You see, according to Andre’s hair typing chart, I have 4C hair, the kinkiest, coiliest, wolliest, hair you’ve ever witnessed and no this is not by any means a gift. It is also very weak, dry, and unmanageable which hence makes it prone to unavoidable breakage. I’m not sure I will ever grow to fully accept my hair because I’m well aware that it’s not as beautiful as the longer silkier strands other women were blessed with. And even if I find it to be beautiful some days, I know society won’t agree, and as a social being, this affects me. I often look at myself and wonder ‘why was I cursed with this hair’? And I say to myself, “wow, if I had so-and-so’s hair, I would be poppin, can’t tell me nothing!!” But I don’t…. so does that make me less beautiful?
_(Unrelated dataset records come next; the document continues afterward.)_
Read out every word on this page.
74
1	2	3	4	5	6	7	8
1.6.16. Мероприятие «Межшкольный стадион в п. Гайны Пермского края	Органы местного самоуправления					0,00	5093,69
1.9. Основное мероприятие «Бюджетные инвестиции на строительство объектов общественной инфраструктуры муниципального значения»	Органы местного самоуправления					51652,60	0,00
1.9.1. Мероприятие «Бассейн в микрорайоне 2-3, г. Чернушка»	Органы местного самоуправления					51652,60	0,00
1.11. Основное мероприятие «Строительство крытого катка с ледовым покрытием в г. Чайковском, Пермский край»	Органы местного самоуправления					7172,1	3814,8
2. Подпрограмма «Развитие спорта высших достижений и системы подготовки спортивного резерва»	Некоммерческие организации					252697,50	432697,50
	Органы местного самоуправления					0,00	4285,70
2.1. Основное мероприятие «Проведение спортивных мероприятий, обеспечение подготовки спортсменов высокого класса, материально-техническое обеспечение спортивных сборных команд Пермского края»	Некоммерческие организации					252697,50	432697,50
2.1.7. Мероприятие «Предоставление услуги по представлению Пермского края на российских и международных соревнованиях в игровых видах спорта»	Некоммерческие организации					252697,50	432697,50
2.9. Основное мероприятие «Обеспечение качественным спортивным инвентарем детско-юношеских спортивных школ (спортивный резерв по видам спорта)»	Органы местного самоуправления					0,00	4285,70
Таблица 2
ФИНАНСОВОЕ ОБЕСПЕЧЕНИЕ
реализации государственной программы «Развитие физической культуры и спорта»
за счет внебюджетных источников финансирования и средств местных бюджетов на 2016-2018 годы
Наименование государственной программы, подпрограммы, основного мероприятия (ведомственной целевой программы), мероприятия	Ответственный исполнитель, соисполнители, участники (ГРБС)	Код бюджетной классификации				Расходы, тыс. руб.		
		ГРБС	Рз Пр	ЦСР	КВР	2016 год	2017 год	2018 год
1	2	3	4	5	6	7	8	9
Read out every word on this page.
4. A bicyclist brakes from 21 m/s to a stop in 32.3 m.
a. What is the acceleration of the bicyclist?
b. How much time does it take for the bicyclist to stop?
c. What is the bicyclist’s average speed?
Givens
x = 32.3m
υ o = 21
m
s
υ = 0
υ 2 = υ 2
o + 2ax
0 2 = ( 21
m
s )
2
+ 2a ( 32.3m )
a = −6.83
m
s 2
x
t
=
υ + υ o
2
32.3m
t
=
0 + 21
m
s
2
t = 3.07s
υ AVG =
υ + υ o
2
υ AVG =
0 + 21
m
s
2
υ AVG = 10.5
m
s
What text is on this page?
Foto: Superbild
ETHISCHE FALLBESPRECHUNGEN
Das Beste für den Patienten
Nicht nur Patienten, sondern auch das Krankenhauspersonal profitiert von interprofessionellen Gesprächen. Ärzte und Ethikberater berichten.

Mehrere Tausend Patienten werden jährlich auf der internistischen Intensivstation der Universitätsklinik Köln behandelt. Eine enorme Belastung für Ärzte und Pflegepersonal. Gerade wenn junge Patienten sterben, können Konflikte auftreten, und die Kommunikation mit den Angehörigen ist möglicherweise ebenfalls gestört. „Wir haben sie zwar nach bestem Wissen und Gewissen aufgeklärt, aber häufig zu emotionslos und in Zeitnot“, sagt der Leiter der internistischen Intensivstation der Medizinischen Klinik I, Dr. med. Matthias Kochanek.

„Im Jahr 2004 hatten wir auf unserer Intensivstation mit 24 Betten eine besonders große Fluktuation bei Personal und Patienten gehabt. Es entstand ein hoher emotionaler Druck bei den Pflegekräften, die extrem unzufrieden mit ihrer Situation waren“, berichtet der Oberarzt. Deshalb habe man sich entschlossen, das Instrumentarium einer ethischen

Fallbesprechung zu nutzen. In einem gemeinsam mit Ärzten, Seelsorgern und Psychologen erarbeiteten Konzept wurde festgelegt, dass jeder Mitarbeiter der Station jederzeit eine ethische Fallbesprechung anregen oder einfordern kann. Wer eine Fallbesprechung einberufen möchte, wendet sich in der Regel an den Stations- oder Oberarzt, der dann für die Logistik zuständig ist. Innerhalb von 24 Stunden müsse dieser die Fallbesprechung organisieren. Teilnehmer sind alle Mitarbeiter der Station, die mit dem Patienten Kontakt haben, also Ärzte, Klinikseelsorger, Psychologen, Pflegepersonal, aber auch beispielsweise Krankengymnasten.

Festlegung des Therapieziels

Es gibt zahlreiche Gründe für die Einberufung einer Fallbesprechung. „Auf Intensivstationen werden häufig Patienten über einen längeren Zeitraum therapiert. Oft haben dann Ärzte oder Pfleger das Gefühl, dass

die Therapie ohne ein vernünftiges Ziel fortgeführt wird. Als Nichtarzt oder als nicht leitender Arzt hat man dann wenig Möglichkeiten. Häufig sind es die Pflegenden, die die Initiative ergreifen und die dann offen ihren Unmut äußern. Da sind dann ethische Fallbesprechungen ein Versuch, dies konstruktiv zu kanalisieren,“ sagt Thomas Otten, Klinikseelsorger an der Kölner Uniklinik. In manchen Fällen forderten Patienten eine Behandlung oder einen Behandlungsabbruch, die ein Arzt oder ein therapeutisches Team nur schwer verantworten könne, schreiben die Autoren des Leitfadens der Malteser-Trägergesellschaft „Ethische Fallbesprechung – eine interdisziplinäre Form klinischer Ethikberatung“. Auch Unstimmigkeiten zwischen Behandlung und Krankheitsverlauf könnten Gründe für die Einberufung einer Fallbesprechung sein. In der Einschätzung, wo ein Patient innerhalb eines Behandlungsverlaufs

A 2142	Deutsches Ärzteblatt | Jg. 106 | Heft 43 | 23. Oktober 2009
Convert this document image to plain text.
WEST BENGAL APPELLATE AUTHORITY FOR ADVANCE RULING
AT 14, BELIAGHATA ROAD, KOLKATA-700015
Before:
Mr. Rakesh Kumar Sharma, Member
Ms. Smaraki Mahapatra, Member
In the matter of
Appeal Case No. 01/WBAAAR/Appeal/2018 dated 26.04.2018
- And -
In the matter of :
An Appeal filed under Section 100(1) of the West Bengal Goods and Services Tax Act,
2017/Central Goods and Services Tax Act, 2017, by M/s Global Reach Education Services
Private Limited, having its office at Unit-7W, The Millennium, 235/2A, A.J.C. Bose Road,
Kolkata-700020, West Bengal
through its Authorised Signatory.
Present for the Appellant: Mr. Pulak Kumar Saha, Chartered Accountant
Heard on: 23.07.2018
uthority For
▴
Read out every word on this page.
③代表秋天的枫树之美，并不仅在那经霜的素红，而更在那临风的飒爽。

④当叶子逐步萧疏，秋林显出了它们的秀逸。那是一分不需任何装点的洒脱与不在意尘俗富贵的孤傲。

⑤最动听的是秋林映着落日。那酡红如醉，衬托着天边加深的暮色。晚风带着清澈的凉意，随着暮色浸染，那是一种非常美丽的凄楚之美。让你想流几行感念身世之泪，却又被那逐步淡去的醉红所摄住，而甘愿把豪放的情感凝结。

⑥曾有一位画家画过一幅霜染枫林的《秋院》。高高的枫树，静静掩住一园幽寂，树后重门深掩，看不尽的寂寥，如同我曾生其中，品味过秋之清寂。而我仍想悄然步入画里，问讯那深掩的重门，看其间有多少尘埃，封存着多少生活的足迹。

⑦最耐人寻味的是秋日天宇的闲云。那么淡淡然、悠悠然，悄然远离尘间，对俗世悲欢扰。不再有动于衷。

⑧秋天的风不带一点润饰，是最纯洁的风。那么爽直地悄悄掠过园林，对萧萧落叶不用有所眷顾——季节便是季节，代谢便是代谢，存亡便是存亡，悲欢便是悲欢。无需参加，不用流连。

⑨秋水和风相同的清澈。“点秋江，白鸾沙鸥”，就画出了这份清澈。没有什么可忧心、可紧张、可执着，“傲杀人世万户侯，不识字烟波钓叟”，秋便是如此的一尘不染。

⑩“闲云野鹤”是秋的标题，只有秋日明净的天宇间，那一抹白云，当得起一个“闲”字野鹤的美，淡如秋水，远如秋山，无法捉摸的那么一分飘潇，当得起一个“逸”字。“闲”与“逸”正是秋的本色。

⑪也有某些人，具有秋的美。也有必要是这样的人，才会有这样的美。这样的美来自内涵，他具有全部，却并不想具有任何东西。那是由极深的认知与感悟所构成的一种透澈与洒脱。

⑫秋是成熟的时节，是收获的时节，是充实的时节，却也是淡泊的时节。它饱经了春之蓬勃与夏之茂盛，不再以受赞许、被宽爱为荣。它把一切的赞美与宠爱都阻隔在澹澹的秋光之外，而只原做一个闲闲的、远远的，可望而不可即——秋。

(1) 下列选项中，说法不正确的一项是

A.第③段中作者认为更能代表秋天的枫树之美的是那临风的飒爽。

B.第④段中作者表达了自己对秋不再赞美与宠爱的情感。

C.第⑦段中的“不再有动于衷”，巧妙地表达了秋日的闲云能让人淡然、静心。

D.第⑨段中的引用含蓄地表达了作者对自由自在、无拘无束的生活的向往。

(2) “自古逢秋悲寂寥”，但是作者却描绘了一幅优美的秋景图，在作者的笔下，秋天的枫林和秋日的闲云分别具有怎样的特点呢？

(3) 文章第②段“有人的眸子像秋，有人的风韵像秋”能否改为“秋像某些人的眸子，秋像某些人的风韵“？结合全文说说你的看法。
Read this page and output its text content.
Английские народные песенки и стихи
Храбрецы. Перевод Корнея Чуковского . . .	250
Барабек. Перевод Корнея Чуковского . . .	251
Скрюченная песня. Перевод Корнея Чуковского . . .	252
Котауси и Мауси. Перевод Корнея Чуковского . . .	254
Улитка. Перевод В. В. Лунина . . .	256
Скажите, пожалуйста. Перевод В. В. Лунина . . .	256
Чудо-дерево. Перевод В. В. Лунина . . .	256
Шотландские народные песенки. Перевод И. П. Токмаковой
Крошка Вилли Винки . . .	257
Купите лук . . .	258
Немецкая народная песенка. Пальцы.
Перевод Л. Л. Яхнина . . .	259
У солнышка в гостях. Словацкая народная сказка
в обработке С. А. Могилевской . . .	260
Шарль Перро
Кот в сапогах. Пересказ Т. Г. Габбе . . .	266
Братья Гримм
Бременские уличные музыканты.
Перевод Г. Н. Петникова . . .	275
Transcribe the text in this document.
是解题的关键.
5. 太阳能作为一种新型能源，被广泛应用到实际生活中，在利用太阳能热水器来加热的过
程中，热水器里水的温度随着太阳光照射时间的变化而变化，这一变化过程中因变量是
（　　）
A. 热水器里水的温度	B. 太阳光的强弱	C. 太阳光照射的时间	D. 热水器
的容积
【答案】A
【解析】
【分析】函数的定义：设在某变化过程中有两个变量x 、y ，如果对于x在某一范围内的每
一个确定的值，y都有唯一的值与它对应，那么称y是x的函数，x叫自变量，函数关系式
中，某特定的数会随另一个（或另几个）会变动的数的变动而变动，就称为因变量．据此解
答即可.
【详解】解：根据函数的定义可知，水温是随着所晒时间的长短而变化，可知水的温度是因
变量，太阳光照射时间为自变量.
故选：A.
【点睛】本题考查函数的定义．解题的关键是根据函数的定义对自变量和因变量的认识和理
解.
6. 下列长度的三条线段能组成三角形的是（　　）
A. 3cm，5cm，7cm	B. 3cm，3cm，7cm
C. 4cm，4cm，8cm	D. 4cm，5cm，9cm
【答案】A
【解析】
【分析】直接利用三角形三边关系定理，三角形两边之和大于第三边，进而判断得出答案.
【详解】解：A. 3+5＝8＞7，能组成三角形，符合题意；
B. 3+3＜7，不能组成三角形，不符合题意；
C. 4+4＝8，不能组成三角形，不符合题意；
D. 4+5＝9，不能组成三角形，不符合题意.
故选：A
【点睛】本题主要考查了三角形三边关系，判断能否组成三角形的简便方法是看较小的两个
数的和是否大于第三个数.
To be honest, yes.

Especially when there are articles written to express very common yet hidden sentiments like those of Japanese writer, Satoshi   Kanazawa, who wrote an article explaining why black women were the least attractive race, and thus least desirable. It has since been retracted, but he can rest assured that the damage has already been done. He basically solidified what us black women have secretly pondered each time we saw a fine black man with a woman of another race, or even a light skinned version of herself. Why didn’t he choose me? Is it my nose, my hair, my skintone, my shape? We pick at ourselves asking, What could it be?

For me, its my hair. I’ve never developed the self-esteem to proudly rock my natural textured hair as a big F-you to society’s standard of beauty. I hardly even rock my relaxed hair. Weaves have been my crutch for so long, I think I’m addicted- But it’s not “me”. I’ve never grown to just accept what the good Lord has given me and make it work like nobody’s business. I’ve never looked in the mirror au naturale and said back to my reflection how beautiful it is. But I want to.

I’m not that bad looking, I’m an average black woman, average height, slender build, average looks. It’s just hard to see the natural beauty within when the external forces which are so much stronger are telling you otherwise.

But how can we quantify beauty when it’s uncontrollable? What even gives any of us the right to do so? Aren’t we all considered beautiful since we are made in God’s image and likeness? We are all reflections of God love and life. Yet, we don’t see it within ourselves or each other. I just hope one day all the children of the African diaspora will gather for unity’s sake and come to accept ourselves as is.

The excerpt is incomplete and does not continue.